The action in this movie is visceral. It’s like a gut punch when guns are fired. During a car chase I found myself gripping on to my seat for fear that if the driver turned too fast, I would be thrown from it. Affleck does something very important with his action: he sets up a sense of place so that the audience has a sense of where everyone is and where everything is taking place. By clearly painting the world, he makes the action much more immersive and gripping. This sounds simple but many directors forget to do something this basic.

Affleck can shoot action but he can also put together a scene. The performances in his films can be off the chart good (see Amy Ryan in Gone Baby Gone for evidence). In The Town, Affleck places himself at the center of the story and handles the weight rather well. You can see the acquiescence to his life of crime in the way he carries himself and way he looks at the world around him. This is a man that didn’t want to end up here but, now that he has, accepts it. That is until Claire enters, played here with painful honesty and vulnerability by Rebecca Hall. Renner is great as the most unhinged of the group, constantly carrying a gun in the back of his pants – a ticking time bomb of a man.

Also, if you are like me and always wondered what it would be like to see Jon Hamm throwing junkies through glass tables and run through the street firing a shotgun, this is the movie for you.

The film does have its struggles. Claire and Doug’s relationship is interesting. They are two rather broken people. And in many ways Doug is responsible for breaking both of them.
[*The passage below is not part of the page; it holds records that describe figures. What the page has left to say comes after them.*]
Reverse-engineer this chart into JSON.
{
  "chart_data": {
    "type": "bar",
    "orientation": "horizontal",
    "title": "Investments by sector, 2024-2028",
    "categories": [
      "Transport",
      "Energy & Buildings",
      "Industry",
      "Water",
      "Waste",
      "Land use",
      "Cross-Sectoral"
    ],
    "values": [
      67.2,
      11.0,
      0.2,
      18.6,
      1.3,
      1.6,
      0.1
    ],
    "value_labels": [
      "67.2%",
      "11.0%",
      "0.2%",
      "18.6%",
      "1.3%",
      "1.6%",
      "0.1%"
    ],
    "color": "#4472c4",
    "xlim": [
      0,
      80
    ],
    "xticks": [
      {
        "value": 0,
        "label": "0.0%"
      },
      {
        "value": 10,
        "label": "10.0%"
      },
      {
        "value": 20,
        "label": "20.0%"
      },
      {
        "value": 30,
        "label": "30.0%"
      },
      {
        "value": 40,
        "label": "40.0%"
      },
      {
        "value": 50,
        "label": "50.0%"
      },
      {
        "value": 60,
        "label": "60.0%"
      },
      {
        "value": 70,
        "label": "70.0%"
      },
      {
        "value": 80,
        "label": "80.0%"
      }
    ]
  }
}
But their relationship isn’t given the time it needs to develop properly. It rushes along with both of them throwing out very personal information with little to no provocation to do so. That said, I will have a hard time looking at sunny days the same way again.

Doug’s turn also feels a little rushed. There comes a point in the film where a lot of information about him is just sort of thrown at the audience so that we can understand why he feels regret and why he would want to make a change in his life. His resolution is built up to be one of the bigger sequences of the movie but ultimately lacks any real tension. It isn’t handled as clumsily as it could have been but not as well as it could have either.

These moments being rushed seems to be a consequence of trying to move the pace along. It is a heist movie after all. Affleck may aspire to make it more than that but that is when the film is at its best. The heists are thrilling to watch and executed damn near perfectly. Occasionally there are some tonal issues, with humorous moments being played too much for laughs.

Affleck puts together a film that is thrilling and fun. He reaches for more than that. At times he succeeds. At times he doesn’t. But overall, he has made an incredibly solid film that a director far more experienced than he would have been proud to have made. He has demonstrated considerable skill with this film, showing that he can direct compelling dramatic and action scenes and that he can create atmosphere. If he keeps going like this, Ben Affleck could be to Boston what Martin Scorsese has been to New York. Because he knows this town.